Aeropuerto El Dorado

Hay avance en negociación con taxistas del aeropuerto El Dorado; esta vez no protestan solo por las aplicaciones

Los bloqueos que se producen esporádicamente en el aeropuerto El Dorado esta vez no ocurrieron exclusivamente contra las plataformas de transporte, sino por algo mucho más complicado.

Colprensa Imagen de referencia

Constantes manifestaciones de taxistas se registraron este 8 y 9 de abril en Bogotá. Los conductores, en su mayoría pertenecientes a la compañía Taxi Imperial, protagonizaron bloqueos en los accesos a la terminal, motivados por una serie de inconformidades relacionadas con las condiciones del servicio, la competencia en el transporte y decisiones regulatorias que, según los voceros del gremio, afectan directamente su actividad económica.

A lo largo del miércoles, los bloqueos fueron intermitentes y causaron sendos trancones en la tarde, pero en la noche la situación derivó en violentos disturbios con la intervención del escuadrón antidisturbios UNDMO.

La mañana del jueves la tensión se mantenía en las mismas puertas de acceso al aeropuerto, donde un buen número de transportadores permanecían apostados. La amenaza de nuevos bloqueos permanecía latente y, aunque no se materializó como el día anterior, sí significó una alteración en el tránsito debido a la cantidad de taxis y personas apostadas a manera de plantón en la mayoría de carriles.

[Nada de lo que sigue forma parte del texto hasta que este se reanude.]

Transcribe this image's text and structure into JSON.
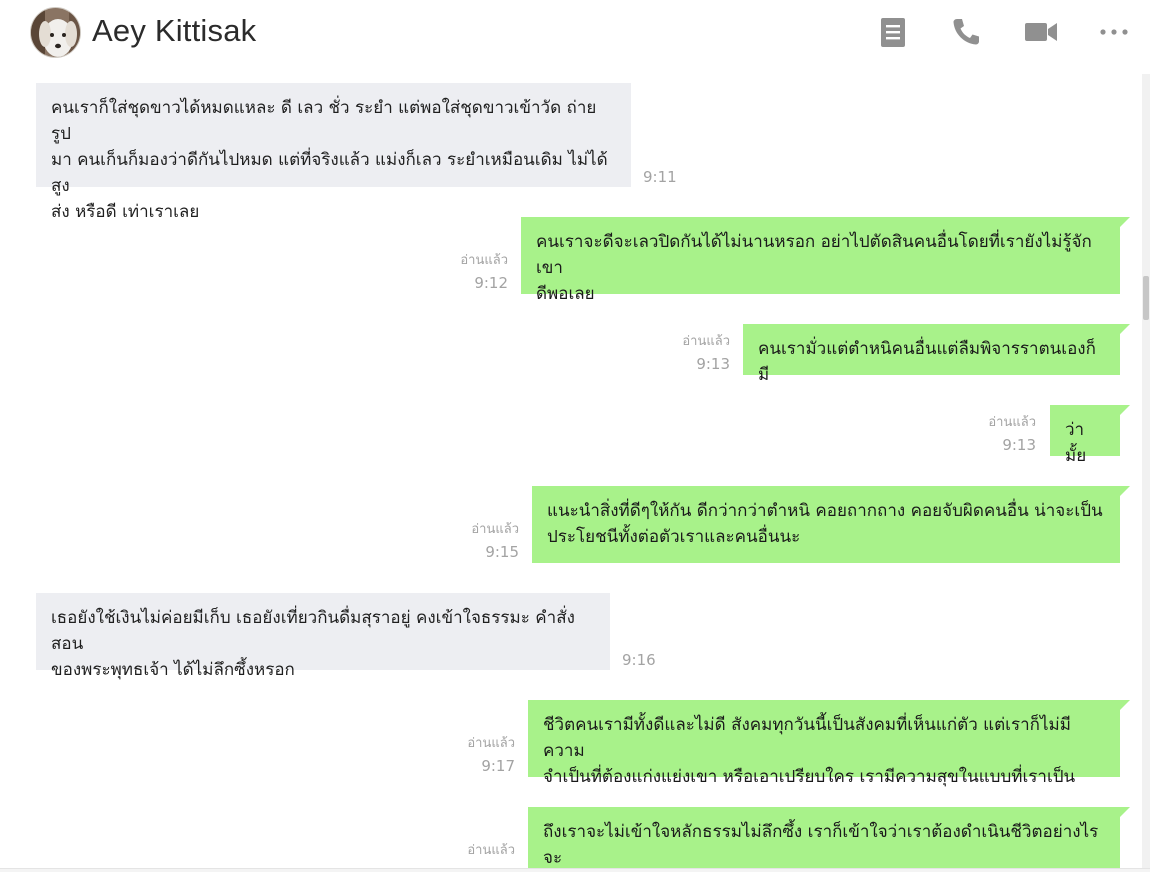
{
  "header": {
    "contact_name": "Aey Kittisak",
    "avatar_icon": "dog-avatar",
    "icons": [
      "note-icon",
      "phone-icon",
      "video-icon",
      "more-icon"
    ]
  },
  "messages": [
    {
      "direction": "in",
      "text": "คนเราก็ใส่ชุดขาวได้หมดแหละ ดี เลว ชั่ว ระยำ แต่พอใส่ชุดขาวเข้าวัด ถ่ายรูป\nมา คนเก็นก็มองว่าดีกันไปหมด แต่ที่จริงแล้ว แม่งก็เลว ระยำเหมือนเดิม ไม่ได้สูง\nส่ง หรือดี เท่าเราเลย",
      "time": "9:11"
    },
    {
      "direction": "out",
      "text": "คนเราจะดีจะเลวปิดกันได้ไม่นานหรอก อย่าไปตัดสินคนอื่นโดยที่เรายังไม่รู้จักเขา\nดีพอเลย",
      "read": "อ่านแล้ว",
      "time": "9:12"
    },
    {
      "direction": "out",
      "text": "คนเรามั่วแต่ตำหนิคนอื่นแต่ลืมพิจารราตนเองก็มี",
      "read": "อ่านแล้ว",
      "time": "9:13"
    },
    {
      "direction": "out",
      "text": "ว่ามั้ย",
      "read": "อ่านแล้ว",
      "time": "9:13"
    },
    {
      "direction": "out",
      "text": "แนะนำสิ่งที่ดีๆให้กัน ดีกว่ากว่าตำหนิ คอยถากถาง คอยจับผิดคนอื่น น่าจะเป็น\nประโยชนีทั้งต่อตัวเราและคนอื่นนะ",
      "read": "อ่านแล้ว",
      "time": "9:15"
    },
    {
      "direction": "in",
      "text": "เธอยังใช้เงินไม่ค่อยมีเก็บ เธอยังเที่ยวกินดื่มสุราอยู่ คงเข้าใจธรรมะ คำสั่งสอน\nของพระพุทธเจ้า ได้ไม่ลึกซึ้งหรอก",
      "time": "9:16"
    },
    {
      "direction": "out",
      "text": "ชีวิตคนเรามีทั้งดีและไม่ดี สังคมทุกวันนี้เป็นสังคมที่เห็นแก่ตัว แต่เราก็ไม่มีความ\nจำเป็นที่ต้องแก่งแย่งเขา หรือเอาเปรียบใคร เรามีความสุขในแบบที่เราเป็น",
      "read": "อ่านแล้ว",
      "time": "9:17"
    },
    {
      "direction": "out",
      "text": "ถึงเราจะไม่เข้าใจหลักธรรมไม่ลึกซึ้ง เราก็เข้าใจว่าเราต้องดำเนินชีวิตอย่างไรจะ\nได้ไม่ทุกข์",
      "read": "อ่านแล้ว",
      "time": ""
    }
  ]
}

Por qué protestan los taxistas en El Dorado de Bogotá

En Alerta Taxíviris, de Alerta Bogotá, uno de los voceros de la protesta explicó que el principal detonante de la movilización es lo que consideran un desequilibrio en las condiciones de competencia frente a las plataformas digitales de transporte. En ese sentido, señaló que los conductores de taxi están obligados a cumplir con una serie de requisitos legales, técnicos y financieros que no se exigen con la misma rigurosidad a otros actores, que denominan como ilegales.

Según indicó, esta situación ha generado una reducción en los ingresos de los taxistas, lo que ha impactado la sostenibilidad de su labor diaria. En su intervención, aseguró que el gremio ha venido insistiendo en la necesidad de que las autoridades establezcan reglas claras para todos los prestadores del servicio de transporte individual.

El vocero también manifestó que otra de las razones que llevó a los bloqueos es la falta de respuestas concretas por parte de las entidades competentes frente a solicitudes que, según dijo, han sido presentadas en diferentes espacios de diálogo. Explicó que los conductores han participado en reuniones y mesas de trabajo, pero consideran que no se han materializado soluciones que atiendan sus preocupaciones.

En medio de la entrevista, detalló que la decisión de bloquear puntos estratégicos como el acceso al aeropuerto no fue tomada de manera improvisada, sino como una medida de presión para visibilizar la situación. Indicó que el gremio buscaba llamar la atención de las autoridades y generar un espacio de negociación directa.

Asimismo, el vocero se refirió a las condiciones operativas del servicio, mencionando aspectos como el costo de los combustibles, el mantenimiento de los vehículos y el pago de cupos o afiliaciones a empresas de transporte. Señaló que estos factores inciden en la rentabilidad del oficio y que, sin ajustes en la regulación, la situación podría continuar deteriorándose.

En cuanto a los bloqueos, reconoció que estas acciones generan afectaciones a los ciudadanos, especialmente a quienes debían desplazarse hacia el aeropuerto. Sin embargo, sostuvo que se trató de una medida que consideran necesaria para que sus reclamos sean escuchados. Indicó que el gremio es consciente del impacto que estas manifestaciones tienen sobre la movilidad, pero insistió en que buscan soluciones de fondo.

Posible avance en la negociación quedó truncado

El vocero indicó que el gremio de taxistas está dispuesto a continuar en espacios de diálogo con las autoridades, siempre y cuando se avance en compromisos concretos. Indicó que el objetivo de las manifestaciones no es generar afectaciones prolongadas, sino lograr que se atiendan las problemáticas que, según expresó, vienen enfrentando desde hace varios años.

Hacia el mediodía del jueves se produjo un momento de esperanza cuando se confirmó que el gerente Julio Jiménez abandonaría su cargo. Esto fue celebrado por muchos de los presentes, pero la alegría duró poco pues se conoció que el designado en su lugar sería John Jairo Quiroga, al que consideran de la misma línea del gerente anterior. Por eso, el nuevo encargado los instó a dialogar antes que rechazarlo a priori.

Al momento de publicación de este artículo, al mediodía del jueves, continuaban los diálogos entre las partes para buscar un acuerdo y conjurar el paro en el aerouperto.